Date: Tue, 18 May 1999 09:49:28 -0400
Reply-To: Nick Vaidya <nick_vaidya@MCKENNA-GROUP.COM>
Sender: "SAS(r) Discussion" <SAS-L@UGA.CC.UGA.EDU>
From: Nick Vaidya <nick_vaidya@MCKENNA-GROUP.COM>
Subject: How to use Zip Codes as predictor with limited DF
Content-Type: text/plain; charset=us-ascii
A friend of mine offered a solution to using ZIP codes are dummy
predictor
variables in any regression model (in this case logistic) when we do not
have
enough degrees of freedom. I am not quite certain that the solution is
a viable
one. I am wondering what is your opinion on the merits and demerits of
the
approach.

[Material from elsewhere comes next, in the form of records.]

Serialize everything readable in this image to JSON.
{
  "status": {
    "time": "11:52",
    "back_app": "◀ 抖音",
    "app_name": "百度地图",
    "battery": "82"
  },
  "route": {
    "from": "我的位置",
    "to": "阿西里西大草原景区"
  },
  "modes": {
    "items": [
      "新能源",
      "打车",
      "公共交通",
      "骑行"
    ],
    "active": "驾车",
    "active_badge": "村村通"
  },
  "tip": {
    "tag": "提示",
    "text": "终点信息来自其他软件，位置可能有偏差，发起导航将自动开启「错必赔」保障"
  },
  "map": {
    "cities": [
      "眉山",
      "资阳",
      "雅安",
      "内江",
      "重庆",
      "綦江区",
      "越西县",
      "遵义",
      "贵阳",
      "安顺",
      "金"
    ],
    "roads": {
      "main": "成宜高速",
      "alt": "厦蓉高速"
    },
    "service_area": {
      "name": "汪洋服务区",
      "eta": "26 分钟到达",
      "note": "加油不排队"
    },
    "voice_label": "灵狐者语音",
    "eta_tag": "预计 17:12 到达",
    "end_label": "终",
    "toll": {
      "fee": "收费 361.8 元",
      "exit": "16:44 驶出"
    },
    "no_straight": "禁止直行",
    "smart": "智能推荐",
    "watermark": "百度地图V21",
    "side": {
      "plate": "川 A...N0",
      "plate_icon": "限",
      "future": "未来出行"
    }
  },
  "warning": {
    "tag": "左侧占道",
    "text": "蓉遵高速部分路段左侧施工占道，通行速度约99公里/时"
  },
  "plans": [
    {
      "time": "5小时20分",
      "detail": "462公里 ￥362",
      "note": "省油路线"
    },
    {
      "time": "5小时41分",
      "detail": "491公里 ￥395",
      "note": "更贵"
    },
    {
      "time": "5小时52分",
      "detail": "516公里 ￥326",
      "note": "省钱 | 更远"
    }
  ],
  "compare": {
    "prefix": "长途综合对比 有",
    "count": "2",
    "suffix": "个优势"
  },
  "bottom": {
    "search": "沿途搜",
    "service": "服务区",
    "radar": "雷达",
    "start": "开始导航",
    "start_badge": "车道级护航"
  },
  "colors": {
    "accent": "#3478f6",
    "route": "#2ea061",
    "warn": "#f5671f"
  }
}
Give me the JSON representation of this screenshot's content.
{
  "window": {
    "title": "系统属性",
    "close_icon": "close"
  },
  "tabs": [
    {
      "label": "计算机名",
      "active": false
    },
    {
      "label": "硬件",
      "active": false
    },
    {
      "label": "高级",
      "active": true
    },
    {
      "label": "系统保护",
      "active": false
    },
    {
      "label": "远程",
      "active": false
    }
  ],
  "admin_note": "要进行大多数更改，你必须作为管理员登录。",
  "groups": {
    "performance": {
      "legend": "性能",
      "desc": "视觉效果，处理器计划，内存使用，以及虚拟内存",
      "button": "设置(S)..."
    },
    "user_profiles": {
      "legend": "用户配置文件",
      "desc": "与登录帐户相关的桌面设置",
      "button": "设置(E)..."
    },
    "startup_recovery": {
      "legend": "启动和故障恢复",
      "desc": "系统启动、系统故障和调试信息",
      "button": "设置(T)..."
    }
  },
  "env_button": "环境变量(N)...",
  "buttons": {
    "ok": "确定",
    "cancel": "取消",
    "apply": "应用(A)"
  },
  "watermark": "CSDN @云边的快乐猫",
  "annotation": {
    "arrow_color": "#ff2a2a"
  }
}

In particular, would you use any other approach to solve the
problem?
The Approach:
Let us say we are trying to predict who is likely to default a loan and
believe
that zip codes are important predictors. Since we do not have a huge
sample size
the number of degrees of freedom is limited. My friend suggests that we
should
convert the zip code variable into a continuos one instead of a discreet
variable.
His approach is to take the default penetration rate in each zip code
and use that
instead of the zip code. He does it by excluding the concerned
observation in the
calculation of the penetration. Thus, if there were 100 cases in a zip
code and
there were 20 defaulters, then the penetration for those who defaulted
is 19/99 and
for those who did not is 20/100.
Is this not confounding? Do you recommend this approach? What else
would you
recommend can be done in this situation?
I will appreciate your solution and opinion.
Thanks
Nick Vaidya